Cryptocurrency schijnt een populair betaalmiddel te zijn in de onderwereld. Kunnen de eisen die de DNB oplegt bijdragen aan de bestrijding hiervan?

“Doordat cryptodiensten binnen het bereik van de Wwft vallen, kunnen virtuele valuta in Nederland niet langer legaal op anonieme basis worden gekocht of verkocht. Cryptodienstverleners moeten cliëntonderzoek verrichten aan de hand van een geldig legitimatiebewijs, transactie monitoring uitvoeren en ongebruikelijke transacties melden aan FIU-Nederland. Onderwerpen die voor de meeste lezers van het ABB bekend zijn, nu advocaten in veel gevallen ook onder de Wwft vallen. Cryptodienstverleners met DNB-registratie, zoals Bitonic, hebben hiermee een poortwachtersrol met betrekking tot het bestrijden van financieel-economische criminaliteit.”

Uit de uitspraak kan worden opgemaakt dat andere EU-landen minder streng zijn. Is dit een reden voor cryptoserviceproviders om terughoudend te zijn met een registratie in Nederland? Wat is het gevolg hiervan?

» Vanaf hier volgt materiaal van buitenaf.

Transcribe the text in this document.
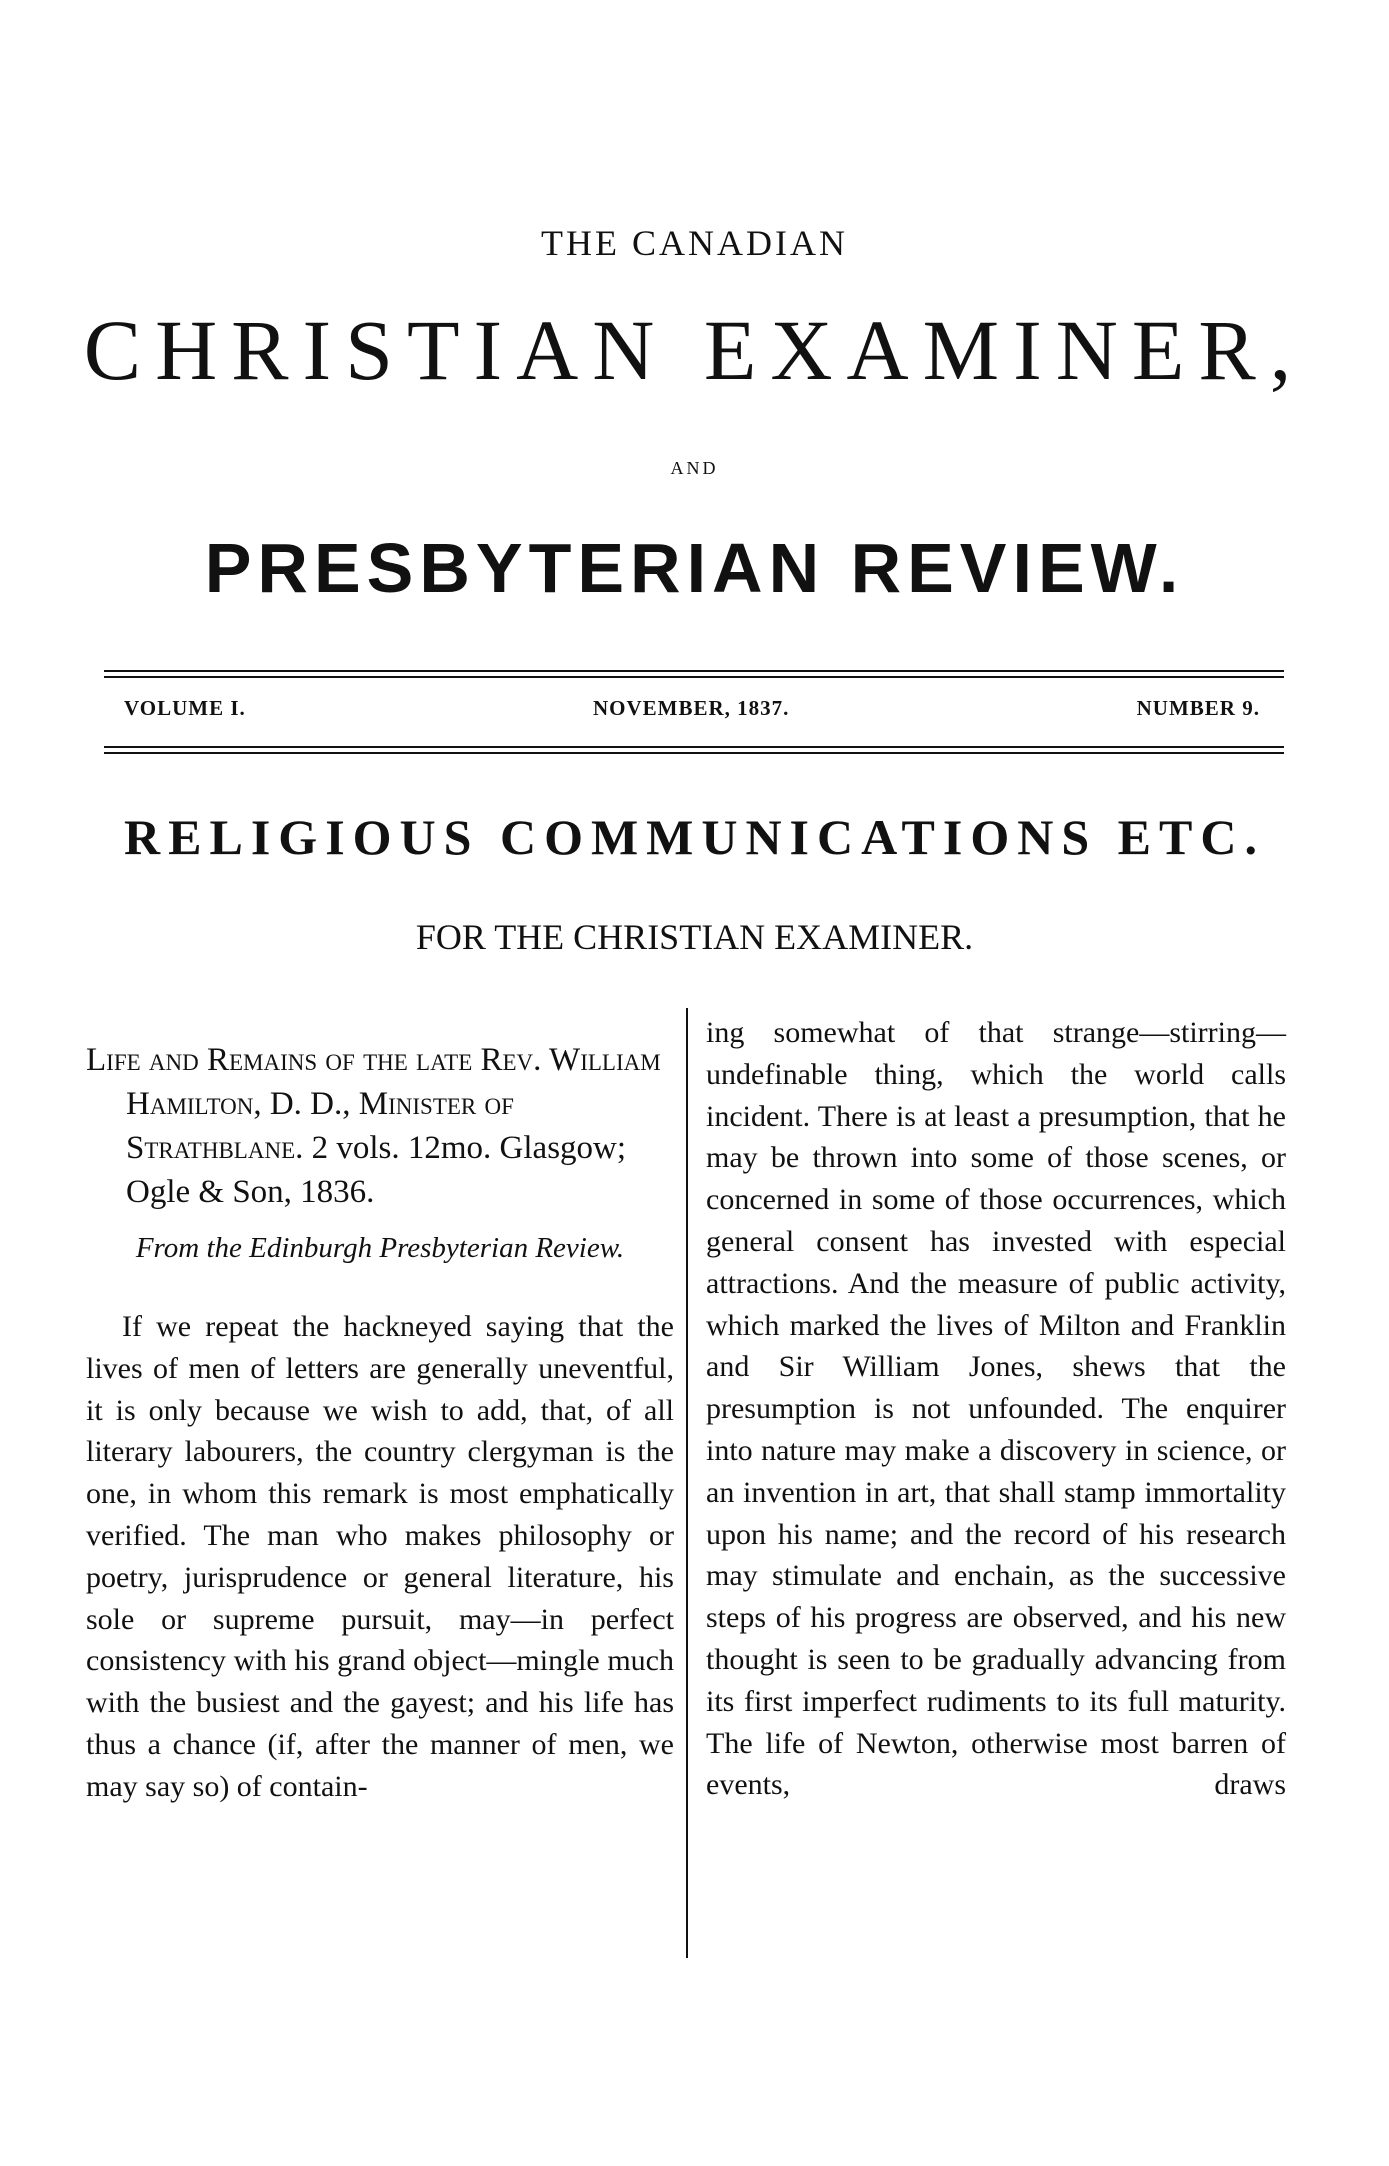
THE CANADIAN
CHRISTIAN EXAMINER,
AND
PRESBYTERIAN REVIEW.
VOLUME I.	NOVEMBER, 1837.	NUMBER 9.
RELIGIOUS COMMUNICATIONS ETC.
FOR THE CHRISTIAN EXAMINER.

Life and Remains of the late Rev. William Hamilton, D. D., Minister of Strathblane. 2 vols. 12mo. Glasgow; Ogle & Son, 1836.

From the Edinburgh Presbyterian Review.

If we repeat the hackneyed saying that the lives of men of letters are generally uneventful, it is only because we wish to add, that, of all literary labourers, the country clergyman is the one, in whom this remark is most emphatically verified. The man who makes philosophy or poetry, jurisprudence or general literature, his sole or supreme pursuit, may—in perfect consistency with his grand object—mingle much with the busiest and the gayest; and his life has thus a chance (if, after the manner of men, we may say so) of contain-

ing somewhat of that strange—stirring—undefinable thing, which the world calls incident. There is at least a presumption, that he may be thrown into some of those scenes, or concerned in some of those occurrences, which general consent has invested with especial attractions. And the measure of public activity, which marked the lives of Milton and Franklin and Sir William Jones, shews that the presumption is not unfounded. The enquirer into nature may make a discovery in science, or an invention in art, that shall stamp immortality upon his name; and the record of his research may stimulate and enchain, as the successive steps of his progress are observed, and his new thought is seen to be gradually advancing from its first imperfect rudiments to its full maturity. The life of Newton, otherwise most barren of events, draws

“Inderdaad zijn meerdere partijen uit Nederland vertrokken vanwege de hier geldende strenge eisen. De regulering van cryptodienstverleners is gebaseerd op de 5e Europese anti-witwasrichtlijn. Als deze richtlijn in verschillende lidstaten anders wordt uitgelegd, kan dat leiden tot regulatory arbitrage. Van belang is dat binnen Europa sprake is van een level playing field. Overigens moet ook worden gedacht aan partijen van buiten de EU, die vaak niet of nauwelijks zijn gereguleerd. Uit de Wwft volgt dat zij niet actief diensten mogen aanbieden aan personen in Nederland. DNB moet hierop toezien.”